Despite having three active teenagers, she figured out how to cut down on activities and live at a slower pace, a change she says benefited her entire family.
DiNallo tears up and needs a moment to collect herself when she speaks of the third aspect of her treatment, which she says is her faith.
“I was raised Catholic, so I went to church because it was what we were taught to do,” she says. “But when you really need guidance, you have to have faith. You have to be willing to talk to Him and be open.”
She believes God was at work throughout her treatment, aligning things in her life to allow her to be treated holistically.
For example, just before her diagnosis, she had mended some strained relationships with family members and taken a less stressful position at Progressive, simply because she felt a calling to do so.
“I believe that God aligned things in my life so this could happen,” DiNallo says. “Had I not mended those relationships, I would not have had the support I needed from those people to get through this.”
She says she had reminders from God throughout her treatment, reassuring her that she was on the right path.
One afternoon for example, she opened her mail and found a newspaper clipping about another cancer patient who’d had success with holistic treatment. Someone had sent it to her anonymously.
In January 2015, DiNallo went in to Pesek for routine blood work.
“After looking at all the labs and everything, Dr. Pesek said ‘This does not look like the results of a cancer patient,” DiNallo says.
Because of her healthy lab results, DiNallo says she and Pesek consider her to be cancer-free.

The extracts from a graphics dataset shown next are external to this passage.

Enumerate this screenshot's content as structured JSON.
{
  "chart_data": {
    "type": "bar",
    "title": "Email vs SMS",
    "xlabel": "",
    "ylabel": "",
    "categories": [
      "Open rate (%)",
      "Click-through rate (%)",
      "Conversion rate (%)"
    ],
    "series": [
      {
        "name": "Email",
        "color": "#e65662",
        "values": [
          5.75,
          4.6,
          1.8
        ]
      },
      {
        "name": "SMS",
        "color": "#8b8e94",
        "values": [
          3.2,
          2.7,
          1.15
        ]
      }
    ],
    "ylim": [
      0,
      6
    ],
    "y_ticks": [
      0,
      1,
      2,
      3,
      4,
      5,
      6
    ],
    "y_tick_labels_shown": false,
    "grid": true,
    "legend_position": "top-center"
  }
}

She has not been back to see her doctors at the Cleveland Clinic or University Hospitals, but says she may visit them at the five-year mark, a point at which she says conventional medicine would consider her cured.
DiNallo says it upsets her that doctors are so quick to direct cancer patients toward surgery and radiation.

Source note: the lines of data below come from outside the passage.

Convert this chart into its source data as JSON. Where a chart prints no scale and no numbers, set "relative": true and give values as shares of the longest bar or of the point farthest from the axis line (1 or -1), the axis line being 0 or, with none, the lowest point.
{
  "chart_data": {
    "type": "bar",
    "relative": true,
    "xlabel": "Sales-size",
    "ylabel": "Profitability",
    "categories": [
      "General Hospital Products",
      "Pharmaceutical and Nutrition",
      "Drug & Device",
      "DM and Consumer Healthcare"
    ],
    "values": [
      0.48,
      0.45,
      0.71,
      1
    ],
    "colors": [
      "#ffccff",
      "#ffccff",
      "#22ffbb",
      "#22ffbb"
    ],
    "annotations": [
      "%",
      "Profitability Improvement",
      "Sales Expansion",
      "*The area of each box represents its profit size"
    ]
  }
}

“We have a backward system,” she says. “And people are following it because that’s what they’re being told. ‘Cut, burn, poison’ is pretty much the standard of care today. We’ve lost touch with our immune system and how to care for it. Cancer is a systemic disease, it’s not just in one place, it makes your whole body sick. It has to be dealt with at the root. You can’t just cut and burn and poison cancer away.”